The world of money market fund (MMF) investment is full of contradictions. MMFs have become the instrument of choice for short-term institutional investors and total investments in MMFs have this year grown to over $7trn in the US and Europe combined. Yet the transaction technologies that many investors use have failed to keep up.
There’s no reason in principle why investment portals, institutional trading platforms and treasury management systems (TMSs) cannot integrate and interact, delivering a full suite of analytics, transaction capability and the kind of reporting and documentation that treasurers demand. The technology and protocols to allow investors and fund providers to transact in the MMF market, as they do in any other large financial market, are already to hand.

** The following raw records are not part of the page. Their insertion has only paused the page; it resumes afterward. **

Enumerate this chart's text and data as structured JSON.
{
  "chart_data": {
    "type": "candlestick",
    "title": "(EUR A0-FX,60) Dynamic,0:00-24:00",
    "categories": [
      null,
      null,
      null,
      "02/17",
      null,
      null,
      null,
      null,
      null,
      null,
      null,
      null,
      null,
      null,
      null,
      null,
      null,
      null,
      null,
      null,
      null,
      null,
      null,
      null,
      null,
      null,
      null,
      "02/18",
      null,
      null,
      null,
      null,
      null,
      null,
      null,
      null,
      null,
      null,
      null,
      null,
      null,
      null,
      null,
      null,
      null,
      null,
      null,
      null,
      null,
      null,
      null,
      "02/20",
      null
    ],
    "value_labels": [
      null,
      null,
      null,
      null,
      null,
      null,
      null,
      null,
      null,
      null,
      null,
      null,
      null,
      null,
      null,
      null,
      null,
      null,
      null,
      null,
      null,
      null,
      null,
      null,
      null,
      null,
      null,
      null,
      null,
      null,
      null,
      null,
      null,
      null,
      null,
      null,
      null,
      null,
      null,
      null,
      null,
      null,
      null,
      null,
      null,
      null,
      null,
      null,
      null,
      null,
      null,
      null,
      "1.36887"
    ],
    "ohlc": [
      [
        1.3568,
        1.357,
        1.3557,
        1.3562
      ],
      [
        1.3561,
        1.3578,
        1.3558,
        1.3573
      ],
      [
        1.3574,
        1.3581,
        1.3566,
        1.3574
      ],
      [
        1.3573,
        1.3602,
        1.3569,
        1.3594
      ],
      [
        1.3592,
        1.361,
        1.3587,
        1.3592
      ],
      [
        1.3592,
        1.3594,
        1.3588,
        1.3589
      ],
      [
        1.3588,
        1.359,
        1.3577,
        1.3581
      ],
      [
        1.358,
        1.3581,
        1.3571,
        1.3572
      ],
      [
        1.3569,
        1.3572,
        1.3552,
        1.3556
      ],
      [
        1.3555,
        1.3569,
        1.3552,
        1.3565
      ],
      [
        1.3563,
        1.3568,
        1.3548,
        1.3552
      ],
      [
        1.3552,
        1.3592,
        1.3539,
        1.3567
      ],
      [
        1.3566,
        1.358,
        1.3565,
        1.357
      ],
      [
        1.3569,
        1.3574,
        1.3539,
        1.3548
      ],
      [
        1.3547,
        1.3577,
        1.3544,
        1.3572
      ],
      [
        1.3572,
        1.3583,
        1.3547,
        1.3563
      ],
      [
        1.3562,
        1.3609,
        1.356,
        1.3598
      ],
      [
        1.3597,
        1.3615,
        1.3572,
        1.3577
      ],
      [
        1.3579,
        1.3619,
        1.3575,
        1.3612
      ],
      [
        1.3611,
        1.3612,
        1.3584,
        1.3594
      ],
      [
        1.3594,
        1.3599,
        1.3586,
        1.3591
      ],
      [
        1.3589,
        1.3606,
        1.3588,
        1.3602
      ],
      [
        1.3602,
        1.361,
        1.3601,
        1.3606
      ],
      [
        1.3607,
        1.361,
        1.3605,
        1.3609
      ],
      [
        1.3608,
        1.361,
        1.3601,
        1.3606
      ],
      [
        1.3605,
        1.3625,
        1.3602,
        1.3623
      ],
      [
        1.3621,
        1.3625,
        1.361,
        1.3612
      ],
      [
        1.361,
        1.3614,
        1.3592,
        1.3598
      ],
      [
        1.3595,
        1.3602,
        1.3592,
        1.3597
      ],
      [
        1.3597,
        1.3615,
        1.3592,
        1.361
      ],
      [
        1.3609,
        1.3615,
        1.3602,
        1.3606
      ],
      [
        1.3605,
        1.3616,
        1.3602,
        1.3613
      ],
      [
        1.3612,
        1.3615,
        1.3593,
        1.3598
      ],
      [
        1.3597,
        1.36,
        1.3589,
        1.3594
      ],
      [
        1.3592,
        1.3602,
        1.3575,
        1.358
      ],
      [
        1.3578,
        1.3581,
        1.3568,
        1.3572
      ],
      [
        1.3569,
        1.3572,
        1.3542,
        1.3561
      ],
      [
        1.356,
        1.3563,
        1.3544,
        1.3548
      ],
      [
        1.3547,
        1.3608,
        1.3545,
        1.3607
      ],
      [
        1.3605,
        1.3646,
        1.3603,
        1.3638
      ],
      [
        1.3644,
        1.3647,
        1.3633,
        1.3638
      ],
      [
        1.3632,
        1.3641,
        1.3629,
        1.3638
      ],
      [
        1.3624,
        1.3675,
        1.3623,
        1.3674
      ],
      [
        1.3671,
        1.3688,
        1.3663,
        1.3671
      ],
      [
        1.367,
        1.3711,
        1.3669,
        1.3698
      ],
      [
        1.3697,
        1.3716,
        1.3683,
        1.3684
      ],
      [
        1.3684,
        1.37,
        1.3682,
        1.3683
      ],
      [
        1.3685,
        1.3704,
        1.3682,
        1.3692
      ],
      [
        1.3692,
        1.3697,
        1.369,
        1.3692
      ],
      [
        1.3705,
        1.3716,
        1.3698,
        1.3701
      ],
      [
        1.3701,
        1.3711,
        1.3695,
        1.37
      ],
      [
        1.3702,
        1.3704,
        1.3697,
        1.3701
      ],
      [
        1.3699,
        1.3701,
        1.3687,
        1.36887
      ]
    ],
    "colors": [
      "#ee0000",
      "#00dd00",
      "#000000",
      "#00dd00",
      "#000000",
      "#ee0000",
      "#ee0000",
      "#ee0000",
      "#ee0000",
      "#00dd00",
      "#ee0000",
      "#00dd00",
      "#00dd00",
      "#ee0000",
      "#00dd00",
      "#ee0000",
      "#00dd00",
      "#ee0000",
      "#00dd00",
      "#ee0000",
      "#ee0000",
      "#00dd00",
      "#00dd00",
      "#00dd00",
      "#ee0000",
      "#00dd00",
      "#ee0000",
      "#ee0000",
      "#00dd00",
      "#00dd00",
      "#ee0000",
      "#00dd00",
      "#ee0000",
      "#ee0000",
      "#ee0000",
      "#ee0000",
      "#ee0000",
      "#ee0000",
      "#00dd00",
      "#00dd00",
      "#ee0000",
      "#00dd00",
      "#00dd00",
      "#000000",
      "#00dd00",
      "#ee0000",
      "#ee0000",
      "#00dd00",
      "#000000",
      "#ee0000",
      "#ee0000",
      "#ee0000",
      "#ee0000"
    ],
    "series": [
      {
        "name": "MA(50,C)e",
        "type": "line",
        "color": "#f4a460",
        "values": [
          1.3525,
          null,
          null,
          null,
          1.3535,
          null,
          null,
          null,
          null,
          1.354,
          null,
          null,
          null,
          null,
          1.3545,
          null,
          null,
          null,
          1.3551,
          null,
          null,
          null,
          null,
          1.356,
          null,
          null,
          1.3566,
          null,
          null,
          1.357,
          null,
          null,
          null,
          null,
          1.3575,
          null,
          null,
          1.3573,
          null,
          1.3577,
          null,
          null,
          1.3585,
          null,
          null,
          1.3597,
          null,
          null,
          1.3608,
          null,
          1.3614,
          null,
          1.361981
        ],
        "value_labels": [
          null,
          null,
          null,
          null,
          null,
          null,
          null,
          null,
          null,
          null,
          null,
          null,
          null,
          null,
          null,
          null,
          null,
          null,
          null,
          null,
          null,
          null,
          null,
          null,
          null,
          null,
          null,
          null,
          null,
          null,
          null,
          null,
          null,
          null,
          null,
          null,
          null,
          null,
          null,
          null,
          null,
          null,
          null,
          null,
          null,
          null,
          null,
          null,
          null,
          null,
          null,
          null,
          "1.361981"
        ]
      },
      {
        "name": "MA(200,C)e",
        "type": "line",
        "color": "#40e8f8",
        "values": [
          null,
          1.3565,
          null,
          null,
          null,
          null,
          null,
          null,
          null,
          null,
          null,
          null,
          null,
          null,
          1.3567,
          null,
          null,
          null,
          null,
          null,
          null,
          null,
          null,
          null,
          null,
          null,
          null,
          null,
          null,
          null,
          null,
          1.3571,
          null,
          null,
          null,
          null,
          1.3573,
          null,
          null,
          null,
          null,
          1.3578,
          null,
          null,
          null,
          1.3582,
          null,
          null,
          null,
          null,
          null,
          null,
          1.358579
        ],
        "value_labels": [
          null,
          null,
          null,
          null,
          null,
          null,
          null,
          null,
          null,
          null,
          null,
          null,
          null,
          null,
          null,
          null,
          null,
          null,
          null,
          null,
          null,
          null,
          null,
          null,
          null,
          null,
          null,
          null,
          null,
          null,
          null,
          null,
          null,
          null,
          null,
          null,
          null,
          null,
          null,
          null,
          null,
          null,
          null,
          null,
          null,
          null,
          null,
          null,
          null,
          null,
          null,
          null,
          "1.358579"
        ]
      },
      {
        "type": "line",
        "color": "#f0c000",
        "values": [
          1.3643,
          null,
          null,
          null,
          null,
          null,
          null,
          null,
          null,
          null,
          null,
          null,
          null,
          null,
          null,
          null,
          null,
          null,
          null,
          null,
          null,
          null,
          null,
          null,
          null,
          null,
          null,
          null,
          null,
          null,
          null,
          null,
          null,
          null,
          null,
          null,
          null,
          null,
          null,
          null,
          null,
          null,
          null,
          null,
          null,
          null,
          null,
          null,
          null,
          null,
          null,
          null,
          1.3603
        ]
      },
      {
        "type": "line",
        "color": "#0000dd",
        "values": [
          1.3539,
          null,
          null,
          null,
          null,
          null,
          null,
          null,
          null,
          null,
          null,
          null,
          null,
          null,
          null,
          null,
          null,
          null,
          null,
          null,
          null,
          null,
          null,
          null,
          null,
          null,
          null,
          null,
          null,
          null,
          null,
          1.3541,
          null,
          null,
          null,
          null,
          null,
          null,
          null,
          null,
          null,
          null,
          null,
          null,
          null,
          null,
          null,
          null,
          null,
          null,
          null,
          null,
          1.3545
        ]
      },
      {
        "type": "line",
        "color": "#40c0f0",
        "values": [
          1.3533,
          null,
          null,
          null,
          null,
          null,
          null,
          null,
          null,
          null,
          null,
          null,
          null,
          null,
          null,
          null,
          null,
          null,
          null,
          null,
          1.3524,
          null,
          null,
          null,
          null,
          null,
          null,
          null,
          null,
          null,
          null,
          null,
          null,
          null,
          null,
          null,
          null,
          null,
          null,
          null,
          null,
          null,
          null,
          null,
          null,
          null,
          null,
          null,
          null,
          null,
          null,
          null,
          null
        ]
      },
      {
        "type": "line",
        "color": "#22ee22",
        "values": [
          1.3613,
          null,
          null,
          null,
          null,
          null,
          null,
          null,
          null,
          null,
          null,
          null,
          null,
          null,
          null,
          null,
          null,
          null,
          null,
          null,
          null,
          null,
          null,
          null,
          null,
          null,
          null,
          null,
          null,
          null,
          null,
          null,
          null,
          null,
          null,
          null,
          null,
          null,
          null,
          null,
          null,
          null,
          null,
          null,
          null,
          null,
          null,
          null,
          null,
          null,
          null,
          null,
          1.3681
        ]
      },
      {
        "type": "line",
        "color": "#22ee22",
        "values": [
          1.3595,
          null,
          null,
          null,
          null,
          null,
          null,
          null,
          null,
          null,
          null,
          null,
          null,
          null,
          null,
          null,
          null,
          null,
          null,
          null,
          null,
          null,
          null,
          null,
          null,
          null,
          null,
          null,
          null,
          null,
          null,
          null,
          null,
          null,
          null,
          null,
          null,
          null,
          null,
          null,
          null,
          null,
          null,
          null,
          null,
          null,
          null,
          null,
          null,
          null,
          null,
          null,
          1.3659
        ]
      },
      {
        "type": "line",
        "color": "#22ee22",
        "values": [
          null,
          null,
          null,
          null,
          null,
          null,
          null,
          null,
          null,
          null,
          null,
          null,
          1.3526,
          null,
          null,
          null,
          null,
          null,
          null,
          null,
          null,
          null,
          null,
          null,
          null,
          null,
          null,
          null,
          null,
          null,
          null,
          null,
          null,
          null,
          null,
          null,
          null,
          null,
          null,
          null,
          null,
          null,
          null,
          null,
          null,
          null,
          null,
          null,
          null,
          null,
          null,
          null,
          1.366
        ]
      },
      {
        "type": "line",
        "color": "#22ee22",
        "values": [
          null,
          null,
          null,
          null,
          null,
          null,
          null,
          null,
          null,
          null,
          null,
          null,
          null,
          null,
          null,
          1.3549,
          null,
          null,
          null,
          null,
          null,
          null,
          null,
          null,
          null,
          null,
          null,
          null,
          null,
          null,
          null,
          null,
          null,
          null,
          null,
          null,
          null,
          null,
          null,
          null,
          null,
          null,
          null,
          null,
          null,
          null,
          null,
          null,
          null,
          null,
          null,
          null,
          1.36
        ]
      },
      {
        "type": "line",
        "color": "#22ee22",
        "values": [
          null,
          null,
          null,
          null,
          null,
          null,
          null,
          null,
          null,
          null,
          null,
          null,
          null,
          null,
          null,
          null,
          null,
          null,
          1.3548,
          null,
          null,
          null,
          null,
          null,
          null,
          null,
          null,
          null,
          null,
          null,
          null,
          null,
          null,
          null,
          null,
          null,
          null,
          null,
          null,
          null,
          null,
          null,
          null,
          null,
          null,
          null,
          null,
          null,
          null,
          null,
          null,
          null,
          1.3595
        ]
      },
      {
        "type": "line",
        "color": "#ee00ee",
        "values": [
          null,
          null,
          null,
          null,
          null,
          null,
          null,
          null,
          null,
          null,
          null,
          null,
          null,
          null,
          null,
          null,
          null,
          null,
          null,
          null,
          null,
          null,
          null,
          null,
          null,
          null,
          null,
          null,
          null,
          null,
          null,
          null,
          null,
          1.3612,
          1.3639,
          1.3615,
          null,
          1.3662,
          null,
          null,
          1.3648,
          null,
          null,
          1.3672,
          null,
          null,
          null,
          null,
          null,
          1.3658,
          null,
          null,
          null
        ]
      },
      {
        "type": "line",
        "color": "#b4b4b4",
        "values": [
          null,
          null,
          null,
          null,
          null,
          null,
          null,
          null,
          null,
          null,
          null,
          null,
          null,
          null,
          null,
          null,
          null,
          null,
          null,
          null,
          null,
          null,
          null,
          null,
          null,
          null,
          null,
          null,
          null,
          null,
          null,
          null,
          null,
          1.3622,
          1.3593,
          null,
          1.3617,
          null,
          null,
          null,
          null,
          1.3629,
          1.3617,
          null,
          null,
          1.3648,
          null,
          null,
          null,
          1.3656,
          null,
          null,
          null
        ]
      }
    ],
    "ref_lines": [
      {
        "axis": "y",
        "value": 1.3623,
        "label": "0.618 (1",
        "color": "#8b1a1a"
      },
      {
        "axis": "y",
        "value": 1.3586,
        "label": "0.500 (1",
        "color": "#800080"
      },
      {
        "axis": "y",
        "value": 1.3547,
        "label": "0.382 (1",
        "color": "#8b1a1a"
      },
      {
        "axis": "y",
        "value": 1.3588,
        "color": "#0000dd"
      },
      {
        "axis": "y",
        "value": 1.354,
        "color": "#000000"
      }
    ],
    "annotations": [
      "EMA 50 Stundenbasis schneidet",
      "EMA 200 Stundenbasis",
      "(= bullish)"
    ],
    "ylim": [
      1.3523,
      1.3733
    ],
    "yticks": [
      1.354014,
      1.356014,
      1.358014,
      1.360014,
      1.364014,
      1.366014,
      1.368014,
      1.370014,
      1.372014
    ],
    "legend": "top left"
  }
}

The reality, however, is that while multi-asset investment platforms, financial data and execution systems and corporate TMSs can easily cope with standardised investment and reporting tasks, they struggle to interact for trades in the still-specialised MMF market.
One reason for this is that the volume of MMF transactions is small compared to that for longer-term mutual funds. Despite this, the business case for building MMF connectivity into portals, investment management platforms and TMSs at the outset has never been so strong. So investors running even the largest MMF investment programs still have to duplicate entries on multiple incompatible systems. This is swivel chair syndrome – well known to treasury professionals – where duplicate entries and sometimes even manual entries are still common.
It does not have to be that way. Here’s how two large real-world clients have shown that the Calastone solution can be implemented as readily in a big consumer retail group as in a global banking relationship.
A major European retail group was managing the short end of its pension-fund investments using a series of unintegrated financial operating systems – and in doing so was missing opportunities to automate the end-to-end investment process and eliminate error and the costs that come with error.
The group used in-house terminals to invest around $750m in an MMF portfolio that is traded on a daily basis. All investments including short-term MMFs used a leading multi-asset investment platform to manage the portfolio, configured to handle everything from portfolio modelling to trading, cash management and reporting into the book of record.
So far so good. But when it came to MMF trading, the investment management platform could not communicate with the trading platform, and neither platform could communicate with the retailer’s TMS. The underlying barrier to integration was that the investment platform – like many comparable applications – was configured to treat all funds the same, whether short-term MMFs or longer-term mutual funds. The specific characteristics of MMFs such as daily net asset values and T+0 settlement times did not fit into the platform’s pre-set configurations.
But Calastone Money Market Services is designed to connect investors, providers and intermediaries irrespective of their financial technologies or connection preferences. With just one connection to almost the entirety of the MMF world, Calastone was able to bridge the gaps between systems, eliminating duplication of data and error-prone manual entry.
In another case, a global banking client was investing in MMFs via a major bank trading portal and reporting to its corporate TMS. But the bank trading portal could not communicate directly to the investor’s dedicated TMS, meaning the bank’s client had to receive trading data from the transfer agent and then enter that data manually. As well as the risk of error introduced by manual data duplication, the inevitable time lags meant that the investor could not respond nimbly in rapidly changing situations.
In this case, Calastone’s single connection was a solution to multiple problems. It was able to automate transfer of position data from the transfer agent to the investor, give real-time transparency on trades and cash positions, and enable cash management to avoid end-of-day borrowing costs.
What investors need is a ready-built bridge between investors, funds and intermediaries – a bridge that is system agnostic, using any file formats and any transfer protocols. Without it MMF investors and providers will continue to struggle with system incompatibilities that end up costing time and money, as well as increasing risk, in a market that is supposed to minimise it.
And we think none of that is necessary.